The George Boole Foundation
The Decision Analysis Initiative



Learning, the everyday non-ending process...


Technique

What an individual learns is a technique or a way of applying technology or a tool in accomplishing some end. Technique occupies a space between a person's innate abilities and technology which can be divided into hardware and software. Indeed, the innate abilities of humans can also be divided into intellectual and learning capacity (software) was well as physical capabilities such as dexterity, good sight (hardware) and how the individual integrates these in general coordination in applying a technique.

The measurement of the process of learning is essentially the recording of the evolution or progress in the skill with which an individual applies a technique and even adapts a technique so as to improve performance both in terms of speed of accomplishment, quality of output and reduced wastage. Measures of learning include the use of less resources to accomplish output, less wastage, fewer rejected products, falling unit costs and production of each unit within a shorter time.
The Learning Curve

The learning curve is a measurable quantitative relationship between the number of arial that person has carried out a task and the competence of that individual in accomplishing the task. Thus it reflects the degree to which people learn through repetition. For any enterprise there tends to be a fixed quantitative gain from learning associated with each historic doubling of output.

Individuals & groups

Whereas this phenomenon can show the relationship between repetition and skill for an individual it is generally applied to industrial processes where several people are involved in different sub-processes applying different technologies with different appropriate techniques and varying skills in their application.

Factor-intensity and learning

In industrial processes, the more a process is automated (capital-intensive - see Factor Intensity) the less the learning curve effect.

Decision analysis considerations

There are two common applications of the learning curve:

  • analysis of production performance and projection of future costs projections
  • identification of performance enhancement opportunities achievable through investment in learning or automation
Simulation

Several learning curve algorithms have been developed for projecting future learning curve effects based upon measured historic data. Their common objective has been to measure and then simulate the historic doubling of production effect so that future cost performance can be estimated.

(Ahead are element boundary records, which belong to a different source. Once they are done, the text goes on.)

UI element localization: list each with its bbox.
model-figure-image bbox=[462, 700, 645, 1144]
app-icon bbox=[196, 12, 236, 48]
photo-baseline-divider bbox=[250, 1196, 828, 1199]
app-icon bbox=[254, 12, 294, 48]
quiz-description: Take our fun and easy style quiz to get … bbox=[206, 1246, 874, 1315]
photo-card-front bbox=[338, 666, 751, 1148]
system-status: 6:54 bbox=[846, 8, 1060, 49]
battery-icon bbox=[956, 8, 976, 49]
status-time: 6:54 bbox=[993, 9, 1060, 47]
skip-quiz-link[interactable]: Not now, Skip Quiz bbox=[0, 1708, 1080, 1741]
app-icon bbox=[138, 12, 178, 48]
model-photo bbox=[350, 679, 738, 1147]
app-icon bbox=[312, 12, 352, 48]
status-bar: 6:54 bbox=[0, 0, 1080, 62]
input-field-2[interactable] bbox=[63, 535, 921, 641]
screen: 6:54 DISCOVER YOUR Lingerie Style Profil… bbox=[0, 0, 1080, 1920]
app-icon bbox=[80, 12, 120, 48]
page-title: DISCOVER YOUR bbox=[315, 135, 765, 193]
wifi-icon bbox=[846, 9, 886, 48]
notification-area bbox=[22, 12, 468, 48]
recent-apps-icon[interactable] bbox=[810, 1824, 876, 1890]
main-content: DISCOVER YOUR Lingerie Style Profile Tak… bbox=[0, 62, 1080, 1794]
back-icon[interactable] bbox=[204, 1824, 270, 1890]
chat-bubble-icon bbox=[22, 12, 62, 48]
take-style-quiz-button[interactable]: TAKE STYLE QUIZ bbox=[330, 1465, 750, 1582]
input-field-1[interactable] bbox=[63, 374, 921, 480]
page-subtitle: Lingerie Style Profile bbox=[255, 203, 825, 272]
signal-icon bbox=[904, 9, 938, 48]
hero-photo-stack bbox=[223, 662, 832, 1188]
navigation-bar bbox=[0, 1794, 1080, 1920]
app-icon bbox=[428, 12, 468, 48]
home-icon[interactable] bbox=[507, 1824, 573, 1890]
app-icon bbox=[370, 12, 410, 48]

Performance enhancement opportunities

One of the most challenging issues facing organizational management is not only to determine the learning effect and project its impact into the future, based upon historic performance, but is also to analyse the source of performance gains within the process of learning so as to answer the questions:

  • where are there learning opportunities to improve performance?
  • what aspects of learning can and should be automated?
This is an important aspect of decision analysis applied to whole enterprise strategic planning (see Enterprise models & strategies) as a way to identify opportunities to secure gains in productivity, process yield, low reject levels and reduced unit costs.